How to open .SHX files on Mac

To open .SHX files on Mac, check that the matching .shp and .dbf exist next to the .shx with the same base name.

Step-by-step instructions

  1. Check that the matching .shp and .dbf exist next to the .shx with the same base name.
  2. Open the .shp in a shapefile-capable GIS tool (for example QGIS, or GDAL/OGR tools).

Common issues

Only opening the .shx shows nothing (or errors)

The .shx is an index, not a standalone dataset; most software expects you to open the shapefile layer via the .shp and will read the .shx automatically.

  1. Make sure the matching .shp and .dbf exist in the same folder and share the same base name.
  2. Open/load the .shp (not the .shx) in your GIS software.

Shapefile won’t load because the set is incomplete

Shapefiles are multi-file datasets and commonly require the core components .shp, .shx, and .dbf; missing one can prevent loading or uploading/downloading in GIS systems.

  1. Re-download or re-export the data ensuring the .shp, .shx, and .dbf are included together.
  2. Keep all three files in the same directory with identical base names (e.g., roads.shp/roads.shx/roads.dbf).

.shx appears to be a CAD SHX (AutoCAD shapes/fonts), not GIS

.shx is also used by AutoCAD for compiled shapes/fonts (compiled from SHP shape definition files). A CAD SHX won’t behave like a shapefile index and won’t load as GIS data.

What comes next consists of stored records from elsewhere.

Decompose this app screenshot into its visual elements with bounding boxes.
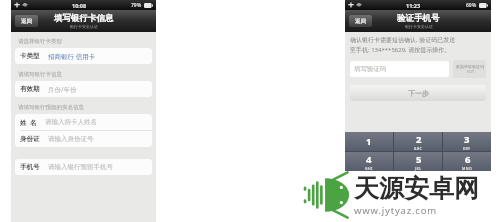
- staticText: GHI: [365, 166, 373, 171]
- staticText: 返回: [21, 18, 32, 25]
- staticText: 79%: [131, 2, 142, 9]
- staticText: 填写验证码: [354, 65, 387, 73]
- staticText: 填写银行卡信息: [54, 13, 114, 24]
- staticText: 银行卡安全认证: [70, 24, 98, 29]
- staticText: 姓 名: [20, 118, 37, 127]
- staticText: 请填写银行预留的实名信息: [18, 104, 84, 111]
- staticText: 身份证: [20, 135, 40, 143]
- staticText: 重新获取验证码: [456, 64, 484, 69]
- button[interactable]: 有效期: [15, 81, 152, 97]
- staticText: 验证手机号: [397, 13, 440, 24]
- staticText: DEF: [463, 146, 471, 151]
- button[interactable]: 姓 名: [15, 114, 152, 130]
- button[interactable]: 手机号: [15, 159, 152, 175]
- staticText: MNO: [462, 166, 473, 171]
- staticText: 请输入持卡人姓名: [45, 118, 97, 126]
- staticText: 1: [366, 135, 372, 148]
- button[interactable]: 3: [443, 132, 491, 151]
- staticText: 6: [465, 153, 471, 166]
- staticText: 下一步: [408, 89, 429, 98]
- button[interactable]: 下一步: [350, 85, 486, 101]
- button[interactable]: 返回: [349, 15, 372, 27]
- button[interactable]: 6: [443, 152, 491, 171]
- staticText: 有效期: [20, 85, 40, 93]
- staticText: 银行卡安全认证: [405, 24, 433, 29]
- staticText: 至手机: 134***5629, 请按提示操作。: [350, 46, 451, 54]
- button[interactable]: 填写验证码: [350, 61, 449, 77]
- other: Logo: [303, 174, 351, 216]
- staticText: 请输入身份证号: [48, 135, 94, 143]
- staticText: 请填写银行卡信息: [18, 71, 62, 78]
- staticText: 5: [416, 153, 422, 166]
- staticText: JKL: [415, 166, 422, 171]
- button[interactable]: 重新获取验证码: [453, 60, 486, 78]
- staticText: 返回: [355, 18, 366, 25]
- button[interactable]: 卡类型: [15, 48, 152, 64]
- staticText: (57): [467, 69, 474, 74]
- button[interactable]: 4: [345, 152, 393, 171]
- staticText: 确认银行卡需要短信确认, 验证码已发送: [350, 36, 456, 44]
- staticText: 请输入银行预留手机号: [48, 163, 113, 171]
- staticText: 天源安卓网: [354, 173, 479, 204]
- staticText: 11:23: [406, 2, 421, 9]
- button[interactable]: 5: [394, 152, 442, 171]
- button[interactable]: 1: [345, 132, 393, 151]
- button[interactable]: 返回: [15, 15, 38, 27]
- staticText: 请选择银行卡类型: [18, 38, 62, 45]
- button[interactable]: 身份证: [15, 131, 152, 147]
- staticText: www.jytyaz.com: [354, 204, 437, 217]
- staticText: 4: [366, 153, 372, 166]
- staticText: 60%: [466, 2, 477, 9]
- staticText: 10:08: [72, 2, 87, 9]
- staticText: 2: [416, 133, 422, 146]
- staticText: 3: [464, 133, 470, 146]
- staticText: 卡类型: [20, 52, 40, 60]
- staticText: 手机号: [20, 163, 40, 171]
- staticText: 月份/年份: [48, 85, 77, 94]
- staticText: 招商银行 信用卡: [48, 52, 96, 61]
- staticText: ABC: [414, 146, 423, 151]
- button[interactable]: 2: [394, 132, 442, 151]
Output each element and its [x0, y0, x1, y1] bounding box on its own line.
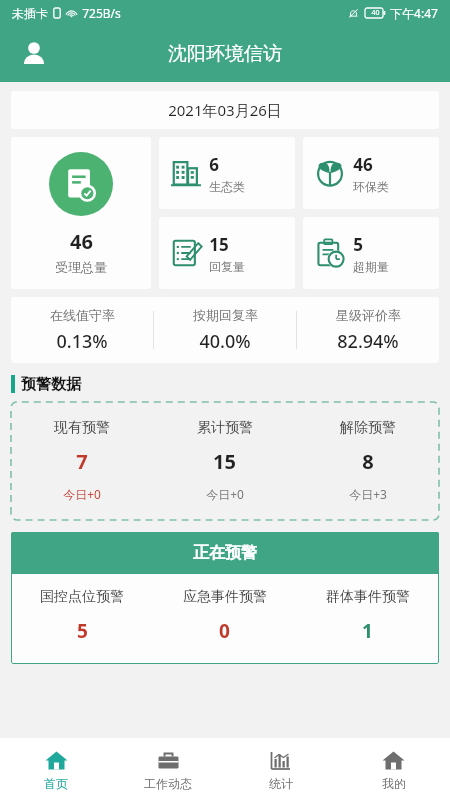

  1. Look for context: if there is no matching .shp/.dbf, or the file came with AutoCAD fonts/shapes, treat it as an AutoCAD SHX file.
  2. Open/use it within the relevant CAD workflow instead of a GIS shapefile reader.

Security note

A .shx is typically parsed by GIS/CAD software as structured binary data; avoid opening shapefile components from untrusted sources in sensitive environments because bugs in file parsers can be exploited even when files are “just data”.